Tarih: 31 Temmuz 2006
Sabah saat 6-7 gibi birkaç gazeteci arkadaşla birlikte bir taksi kiralayıp Kana’ya doğru yola düşüyoruz. Yollar Güney Lübnan’dan kaçan arabaları beyaz bayraklı sivillerle dolu. Saatler süren yolculuğun ardından İsrail savaş uçaklarından atılan bombaların yerle bir ettiği Kana’daki üç katlı o eve ulaşıyoruz. 27’si çocuk 50’den fazla sivil insana mezar olan evden geriye büyük bir moloz yığını kalmış. Evin bulunduğu yer tam bir harabe görünümünde. Harabeler arasında gezinirken evde can veren ve her biri beyaz kanatlı bir meleğe dönüşen çocukların bombalama esnasında yaşadıkları korku dolu anlar geliyor gözlerimin önüne. İçim sıkılıyor, vücudum kasılıyor, başım ağrımaya başlıyor. Birden gözüm bir çift ayakkabıya ilişiyor. 2 yaşlarındaki bir kız çocuğuna ait olan bu ayakkabının içinde pembe bir çorap da var. Ayakkabıları önce bir süre seyrediyorum. Daha sonra da kalbimin üzerine bastırıyorum. O an bir gece önce melek olup cennete uçan 27 çocuğu birden kucakladığımı, onlara sarıldığımı hissediyorum. Kim bilir babası bu güzel ayakkabıları aldığında ne kadar da çok sevinmiştir o küçük kız. Belki de bizim çocukken yaptığımız gibi ilk birkaç gün ayakkabılarla yatmıştır. Şu an ben de olan ayakkabılara her dokunuşumda ayakkabıların sahibi olan o küçük kız çocuğunu düşünüyorum. Oğlum Ahmet Yasin ve kızım Fatıma Kevser hikâye dinleme yaşına geldiklerinde ilk anlatacağım hikâyelerden biri de sanırım o siyah ayakkabıların hikâyesi olacak.
Tarih: 23 Ocak 2OO9
1300’e yakın Filistinli sivilin hayatını kaybettiği Gazze savaşı birkaç gün önce sona ermiş. Fotoğraf çekmek ve insanlarla sohbet etmek için Gazze sokaklarında tek başıma dolaşıyorum.

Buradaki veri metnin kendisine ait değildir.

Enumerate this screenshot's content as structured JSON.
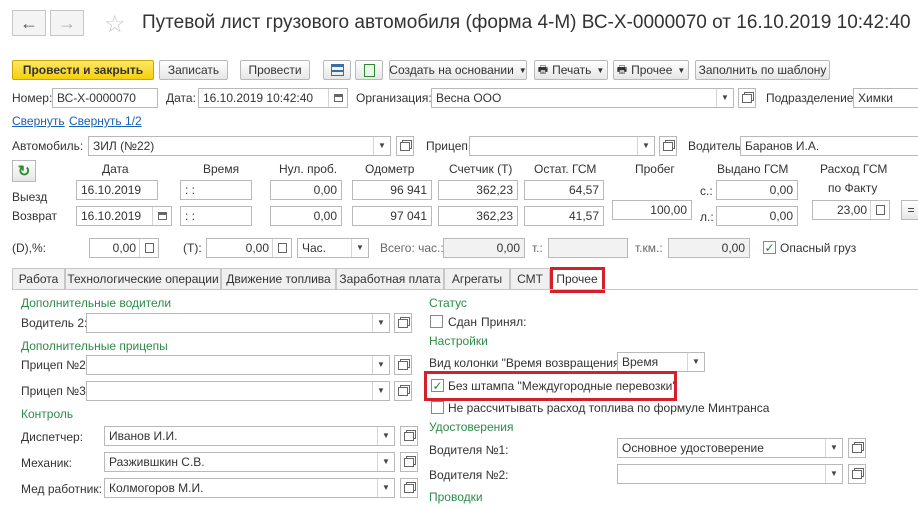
{
  "header": {
    "title": "Путевой лист грузового автомобиля (форма 4-М) ВС-Х-0000070 от 16.10.2019 10:42:40",
    "back_icon": "←",
    "forward_icon": "→",
    "star_icon": "☆"
  },
  "toolbar": {
    "post_close": "Провести и закрыть",
    "save": "Записать",
    "post": "Провести",
    "create_based": "Создать на основании",
    "print": "Печать",
    "other": "Прочее",
    "fill_template": "Заполнить по шаблону"
  },
  "doc": {
    "number_label": "Номер:",
    "number": "ВС-Х-0000070",
    "date_label": "Дата:",
    "date": "16.10.2019 10:42:40",
    "org_label": "Организация:",
    "org": "Весна ООО",
    "dept_label": "Подразделение:",
    "dept": "Химки"
  },
  "links": {
    "collapse": "Свернуть",
    "collapse_half": "Свернуть 1/2"
  },
  "vehicle": {
    "auto_label": "Автомобиль:",
    "auto": "ЗИЛ (№22)",
    "trailer_label": "Прицеп:",
    "trailer": "",
    "driver_label": "Водитель:",
    "driver": "Баранов И.А."
  },
  "grid": {
    "headers": {
      "date": "Дата",
      "time": "Время",
      "zero_run": "Нул. проб.",
      "odometer": "Одометр",
      "counter": "Счетчик (Т)",
      "fuel_rest": "Остат. ГСМ",
      "mileage": "Пробег",
      "fuel_issued": "Выдано ГСМ",
      "fuel_consumption": "Расход ГСМ",
      "by_fact": "по Факту"
    },
    "departure_label": "Выезд",
    "return_label": "Возврат",
    "departure": {
      "date": "16.10.2019",
      "time": " :  :",
      "zero": "0,00",
      "odometer": "96 941",
      "counter": "362,23",
      "fuel": "64,57"
    },
    "return": {
      "date": "16.10.2019",
      "time": " :  :",
      "zero": "0,00",
      "odometer": "97 041",
      "counter": "362,23",
      "fuel": "41,57"
    },
    "mileage": "100,00",
    "issued_s_label": "с.:",
    "issued_s": "0,00",
    "issued_l_label": "л.:",
    "issued_l": "0,00",
    "fact": "23,00",
    "eq": "="
  },
  "extra": {
    "d_label": "(D),%:",
    "d_value": "0,00",
    "t_label": "(T):",
    "t_value": "0,00",
    "unit": "Час.",
    "total_h_label": "Всего: час.:",
    "total_h": "0,00",
    "t2_label": "т.:",
    "t2": "",
    "tkm_label": "т.км.:",
    "tkm": "0,00",
    "hazard_label": "Опасный груз"
  },
  "tabs": [
    "Работа",
    "Технологические операции",
    "Движение топлива",
    "Заработная плата",
    "Агрегаты",
    "СМТ",
    "Прочее"
  ],
  "left": {
    "add_drivers": "Дополнительные водители",
    "driver2_label": "Водитель 2:",
    "driver2": "",
    "add_trailers": "Дополнительные прицепы",
    "trailer2_label": "Прицеп №2:",
    "trailer3_label": "Прицеп №3:",
    "control": "Контроль",
    "dispatcher_label": "Диспетчер:",
    "dispatcher": "Иванов И.И.",
    "mechanic_label": "Механик:",
    "mechanic": "Разжившкин С.В.",
    "medic_label": "Мед работник:",
    "medic": "Колмогоров М.И."
  },
  "right": {
    "status": "Статус",
    "handed_label": "Сдан",
    "accepted_label": "Принял:",
    "settings": "Настройки",
    "view_col_label": "Вид колонки \"Время возвращения\":",
    "view_col": "Время",
    "no_stamp_label": "Без штампа \"Междугородные перевозки\"",
    "no_calc_label": "Не рассчитывать расход топлива по формуле Минтранса",
    "license": "Удостоверения",
    "driver1_label": "Водителя №1:",
    "driver1": "Основное удостоверение",
    "driver2_label": "Водителя №2:",
    "driver2": "",
    "postings": "Проводки"
  },
  "colors": {
    "accent": "#f5cf0c",
    "section": "#2d8a4a",
    "link": "#1a5fb4",
    "highlight": "#d4202a"
  }
}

Gözlerim kumlar üzerinde neşeyle oynayan bir grup çocuğa takılıyor. Çocuklara doğru yöneliyorum ve fotoğraf makinemi çantamdan çıkarıyorum. Tam bu sırada 4-5 yaşlarındaki bir kız çocuğuyla göz göze geliyoruz. Yüzü korkudan sapsarı kesilen kız çocuğu birden “anne anne” diye bağırarak koşmaya başlıyor. Küçük kız koşarken iki kulağını da parmaklarıyla kapatmaya çalışıyor ve öyle hızlı koşuyor ki terlikleri ayağından fırlıyor. Fotoğraf makinemi çantamın içine yerleştirmeye çalışırken küçük kız da daracık sokakların arasında kayboluyor. Küçük kızın korku dolu bir sesle “Anne anne” diye bağırması kulaklarımın içini öyle kaplıyor ki 5-10 saniye kadar olduğum yerde donup kalıyorum. Küçük kızın günlerce süren bombardımanın ve kurşun seslerinin etkisiyle fotoğraf makinemi silah sandığını ve o berbat sesleri bir daha duymamak için kulaklarını kapadığını fark ediyorum.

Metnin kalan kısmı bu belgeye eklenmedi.